Proximité et intimité

Au cœur d’une circulation médiatique intense, quel regard posons-nous sur les corps en mouvement ? Comment se définit l’espace intime à l’ère de l’égo-portrait ? Quelle frontière tracer entre l’intime et le public ? Dans cet atelier, les notions de micro-chorégraphie, d’autoreprésentation et du corps-de-la-caméra seront explorées à travers des séances de mouvement, de visionnement de films, d’échange en groupe et de travail avec la caméra. La proximité, la confiance et l’éthique seront au centre d’un travail convoquant simultanément la danse et le cinéma. Il s’agit d’un laboratoire à échelle humaine où la caméra deviendra extension des corps, prolongement de la vision et point de rencontre entre deux personnes.

 


Présentation publique : 15 janvier 2018  |  19 h 
GRATUIT
Studio Jeanne-Renaud – EJPP
RÉSERVATIONS : info@circuit-est.qc.ca


Priscilla Guy

Priscilla Guy est chorégraphe et cinéaste. Elle est directrice de Mandoline Hybride, une compagnie basée à Montréal qu’elle fonde en 2007. Elle cumule un répertoire d’œuvres hétéroclites (danse in situ, vidéodanse, scène) qui sont présentées internationalement. Depuis 2012, elle développe www.regardshybrides.com, une plateforme dédiée au développement de la danse à l’écran rassemblant des ressources et outils de recherche, offrant également des services de commissariat et d’accompagnement pour les artistes et diffuseurs. Depuis 2013, elle offre des ateliers professionnels à Circuit-Est centre chorégraphique en compagnie d’invités internationaux.

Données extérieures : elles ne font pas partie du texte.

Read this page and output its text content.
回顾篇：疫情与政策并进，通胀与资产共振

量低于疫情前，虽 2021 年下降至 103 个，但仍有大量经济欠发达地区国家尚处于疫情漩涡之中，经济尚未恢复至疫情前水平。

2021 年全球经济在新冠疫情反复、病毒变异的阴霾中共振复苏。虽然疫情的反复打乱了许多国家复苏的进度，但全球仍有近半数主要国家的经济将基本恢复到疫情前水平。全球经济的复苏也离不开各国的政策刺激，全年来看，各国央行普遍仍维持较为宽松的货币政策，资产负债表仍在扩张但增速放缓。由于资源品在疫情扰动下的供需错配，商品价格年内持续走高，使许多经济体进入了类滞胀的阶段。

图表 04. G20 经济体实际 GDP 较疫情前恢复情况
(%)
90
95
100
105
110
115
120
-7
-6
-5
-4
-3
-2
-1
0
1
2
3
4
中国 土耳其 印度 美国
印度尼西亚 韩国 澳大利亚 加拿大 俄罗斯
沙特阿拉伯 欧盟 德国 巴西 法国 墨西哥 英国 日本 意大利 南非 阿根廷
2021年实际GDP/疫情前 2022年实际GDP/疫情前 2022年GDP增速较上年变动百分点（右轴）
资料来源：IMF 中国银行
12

En marge de son travail d’artiste, Priscilla poursuit des études doctorales à l’Université de Lille SHS (France). Ses recherches portent sur l’autoreprésentation des femmes à l’écran depuis des perspectives féministes.


Camille Auburtin

Camille Auburtin est une réalisatrice et danseuse, basée en Nouvelle-Aquitaine. Elle cumule quinze années de recherche autour du corps et du mouvement à travers différents objets cinématographiques : documentaires de création, films expérimentaux, portraits d’artistes et outils de médiation autour de la danse. Depuis 2013, elle déploie une démarche de création en milieu carcéral et crée des vidéodanses collectives avec les détenu(e)s des quartiers hommes-femmes de la Maison d’arrêt de Bordeaux-Gradignan. Elle s’intéresse à la tension qui existe entre dedans/dehors dans ce contexte et aux stratégies d’émancipation possibles entre corps et caméra en prison. Elle travaille actuellement à la réalisation d’un documentaire expérimental de longue haleine sur sa grand-mère maintenant âgée de 89 ans, ex-danseuse classique et atteinte d’Alzheimer. Ce projet filmique est le récit sensible et intime de cette relation, qui s’est construite dès l’origine, par le biais du corps et de la danse.